KETIK, SURABAYA – Penguatan sumber daya manusia di sektor kehutanan kembali menjadi perhatian serius Pemerintah Provinsi Jawa Timur.
Hal itu terlihat dalam kegiatan pembinaan pegawai Cabang Dinas Kehutanan Wilayah Bojonegoro yang digelar pada Selasa, 5 Mei 2026.
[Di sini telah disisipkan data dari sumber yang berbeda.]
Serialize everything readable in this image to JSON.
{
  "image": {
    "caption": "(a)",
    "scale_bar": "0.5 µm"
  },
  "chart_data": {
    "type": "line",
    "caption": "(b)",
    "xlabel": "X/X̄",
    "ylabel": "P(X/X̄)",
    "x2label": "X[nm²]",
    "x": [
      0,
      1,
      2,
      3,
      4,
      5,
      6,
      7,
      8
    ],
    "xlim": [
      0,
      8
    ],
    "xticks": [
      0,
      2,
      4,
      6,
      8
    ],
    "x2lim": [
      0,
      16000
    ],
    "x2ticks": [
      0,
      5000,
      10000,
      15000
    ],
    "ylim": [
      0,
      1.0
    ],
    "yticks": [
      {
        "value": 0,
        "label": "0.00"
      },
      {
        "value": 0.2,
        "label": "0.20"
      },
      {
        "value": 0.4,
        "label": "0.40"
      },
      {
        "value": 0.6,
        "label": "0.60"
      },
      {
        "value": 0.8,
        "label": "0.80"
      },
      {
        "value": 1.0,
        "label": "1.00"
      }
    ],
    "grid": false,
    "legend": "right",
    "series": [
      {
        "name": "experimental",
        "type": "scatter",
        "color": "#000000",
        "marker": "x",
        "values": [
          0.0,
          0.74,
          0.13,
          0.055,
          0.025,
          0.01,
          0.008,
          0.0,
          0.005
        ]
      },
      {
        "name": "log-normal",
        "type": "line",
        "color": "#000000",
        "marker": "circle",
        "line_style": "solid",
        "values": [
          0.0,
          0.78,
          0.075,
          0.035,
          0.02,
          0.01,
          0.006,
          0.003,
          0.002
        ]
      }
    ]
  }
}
Secara lebih konkret, kegiatan ini ditujukan untuk meningkatkan kompetensi pegawai dalam menghadapi dinamika pengelolaan hutan, memperkuat pendekatan humanis kepada masyarakat, serta memastikan program kehutanan berjalan tidak hanya di atas kertas, tetapi juga efektif di lapangan.
Kepala Dinas Kehutanan Provinsi Jawa Timur, Jumadi, menegaskan bahwa pembinaan ini menjadi bagian penting untuk membentuk aparatur yang tidak hanya paham aturan, tetapi juga mampu memahami kondisi sosial di lapangan.
“Pengelolaan perhutanan sosial tidak hanya berbicara tentang aturan, tetapi juga tentang empati,” ujarnya.
Menurut Jumadi, pembinaan ini diarahkan agar pegawai kehutanan mampu menjadi problem solver di tengah masyarakat sekitar kawasan hutan, bukan sekadar pelaksana administrasi.
Ia menambahkan, ASN kehutanan harus mampu menjaga keseimbangan tiga aspek utama, yakni ekonomi, ekologi, dan sosial, dalam setiap kebijakan dan tindakan di lapangan.
“ASN harus hadir memberikan solusi bagi masyarakat dengan tetap menjaga keseimbangan ekonomi, ekologi dan sosial,” tegasnya.(*)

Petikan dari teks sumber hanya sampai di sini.